If you’re looking for solid medical advice, you probably want to avoid getting it from a former Playboy model and talk show host, and a man who, in 1994’s Ace Ventura: Pet Detective, introduced the world to the comic stylings of his talking buttocks. But all the same, Jenny McCarthy and Jim Carrey are best known these days as the anti-vaccine community’s most high-profile scaremongers, doing even the disgraced Andrew Wakefield one better by alleging that vaccines cause a whole range of other ills beyond just autism. None of this is true, all of it is shameful, and unlike Wakefield, who was stripped of his medical privileges, Carry and McCarthy can’t have their megaphones revoked.

Rob Schneider

Rob Schneider Vaccines
Rob Schneider in 2014.Richard Shotwell—Invision/AP

What’s that you say? Need one more expert beyond Jenny McCarthy and Jim Carrey to weigh in on vaccines? How about Rob Schneider, the Saturday Night Live alum and star of the Deuce Bigalow, Male Gigolo films? Schneider has claimed that the effectiveness of vaccines has “not been proven,” that “We’re having more and more autism” as a result of vaccinations, and that mandating vaccines for kids attending public schools is “against the Nuremberg laws.” So, um, that’s all wrong. A vocal opponent of the new California law eliminating the religious and personal belief exemptions that allowed parents to opt out of vaccinating their kids, Schneider called the office of state legislator Lorena Gonzalez and left what Gonzalez described as a “disturbing message” with her staff, threatening to raise money against her in the coming election because of her support of the law. Gonzalez called him back and conceded that he was much more polite in person. Still, she wrote on her Facebook page, “that is 20 mins of my life I’ll never get back arguing that vaccines don’t cause autism with Deuce Bigalow, male gigolo.#vaccinateyourkids.”

Robert F. Kennedy, Jr.

Robert Kennedy, Jr.
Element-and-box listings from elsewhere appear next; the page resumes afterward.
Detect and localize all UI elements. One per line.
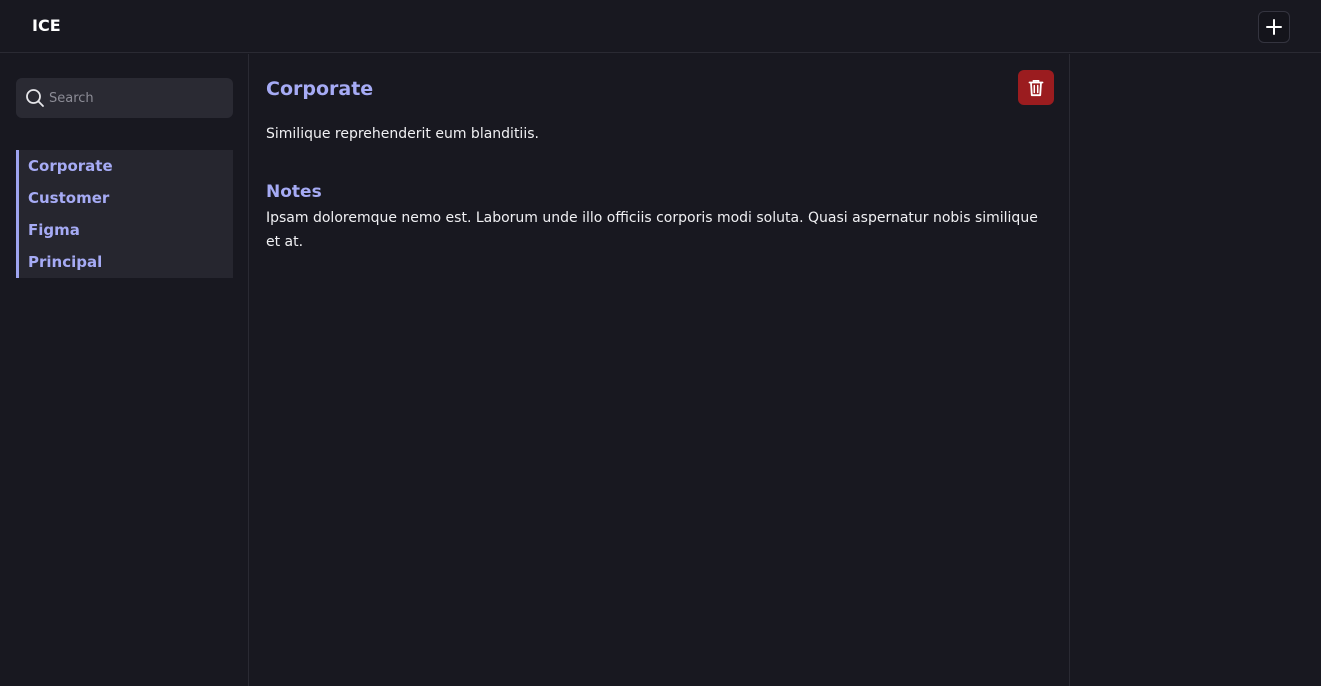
sidebar-item-principal[interactable]: Principal <box>19 246 233 278</box>
sidebar-item-customer[interactable]: Customer <box>19 182 233 214</box>
notes-text: Ipsam doloremque nemo est. Laborum unde … <box>266 210 1038 250</box>
plus-icon <box>1266 19 1282 35</box>
sidebar-item-corporate[interactable]: Corporate <box>19 150 233 182</box>
record-description: Similique reprehenderit eum blanditiis. <box>266 126 539 142</box>
search-box <box>16 78 233 118</box>
top-bar: ICE <box>0 0 1321 53</box>
record-title: Corporate <box>266 78 374 100</box>
notes-heading: Notes <box>266 182 322 202</box>
detail-panel: Corporate Similique reprehenderit eum bl… <box>250 54 1070 686</box>
sidebar: Corporate Customer Figma Principal <box>0 54 249 686</box>
right-panel <box>1071 54 1321 686</box>
add-button[interactable] <box>1258 11 1290 43</box>
search-input[interactable] <box>49 78 229 118</box>
search-icon <box>26 89 44 107</box>
app-title: ICE <box>32 16 61 35</box>
sidebar-item-figma[interactable]: Figma <box>19 214 233 246</box>
trash-icon <box>1028 79 1044 96</box>
delete-button[interactable] <box>1018 70 1054 105</box>
sidebar-nav: Corporate Customer Figma Principal <box>16 150 233 278</box>
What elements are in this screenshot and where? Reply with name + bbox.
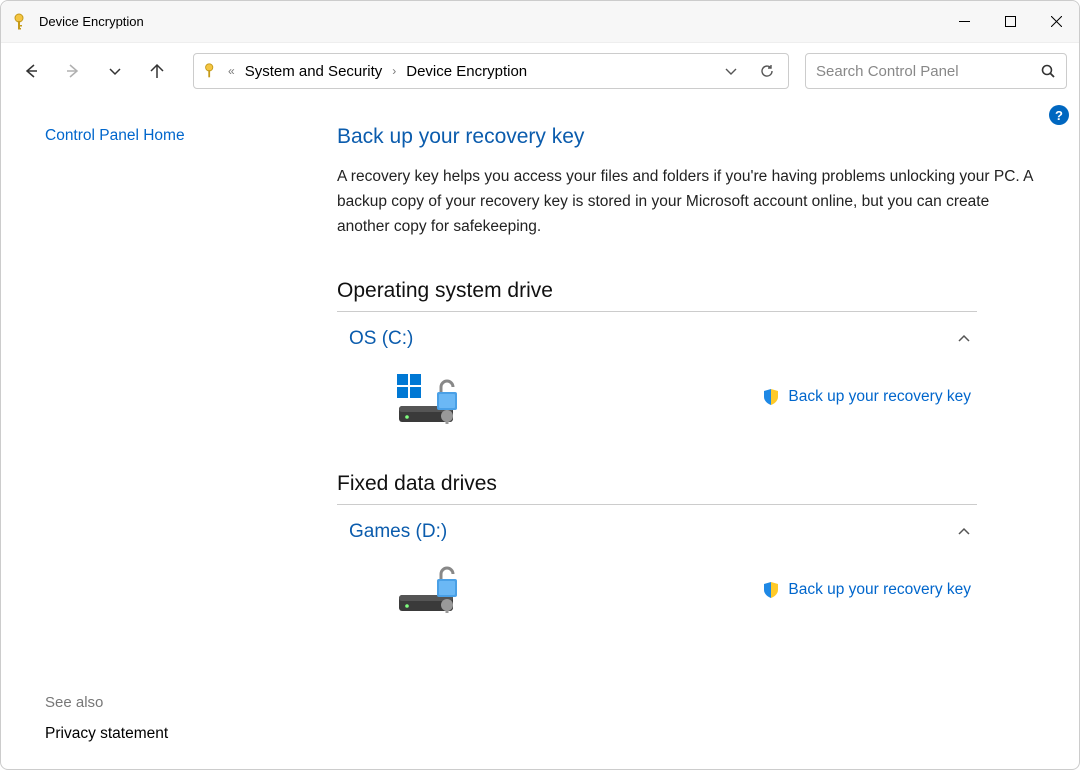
- titlebar: Device Encryption: [1, 1, 1079, 43]
- see-also-label: See also: [45, 694, 321, 711]
- fixed-backup-key-link[interactable]: Back up your recovery key: [762, 581, 971, 599]
- forward-button[interactable]: [55, 53, 91, 89]
- address-dropdown-button[interactable]: [714, 55, 748, 87]
- search-icon[interactable]: [1041, 64, 1056, 79]
- os-drive-header[interactable]: OS (C:): [337, 326, 977, 352]
- os-drive-label: OS (C:): [349, 328, 413, 350]
- bitlocker-app-icon: [11, 12, 31, 32]
- address-bar[interactable]: « System and Security › Device Encryptio…: [193, 53, 789, 89]
- privacy-statement-link[interactable]: Privacy statement: [45, 725, 321, 743]
- address-bar-icon: [198, 62, 224, 80]
- fixed-drives-section-heading: Fixed data drives: [337, 472, 977, 505]
- toolbar: « System and Security › Device Encryptio…: [1, 43, 1079, 99]
- help-icon[interactable]: ?: [1049, 105, 1069, 125]
- shield-icon: [762, 581, 780, 599]
- fixed-drive-icon: [397, 565, 467, 615]
- os-backup-key-link[interactable]: Back up your recovery key: [762, 388, 971, 406]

Vaccines
Robert F. Kennedy, Jr. speaks against a measure requiring California schoolchildren to get vaccinated during a rally at the Capitol in Sacramento, Calif., on April 8, 2015.Rich Pedroncelli—AP

If you’re looking for proof that smarts can skip a generation, look no further that Robert F. Kennedy, Jr., son of the late Bobby Kennedy. RFK Jr. has made something of a cottage industry out of warning people of the imagined dangers of thimerosal in vaccines. An organomercury compound, thimerosal is used as a preservative, and has been removed from all but the flu vaccine—principally because of the entirely untrue rumors that it causes brain damage. But facts haven’t silenced Kennedy who, as a child of the 1950s and ‘60s, surely got all of the vaccines his family doctor recommended. Children of parents who listen to what he has to say now will not be so fortunate.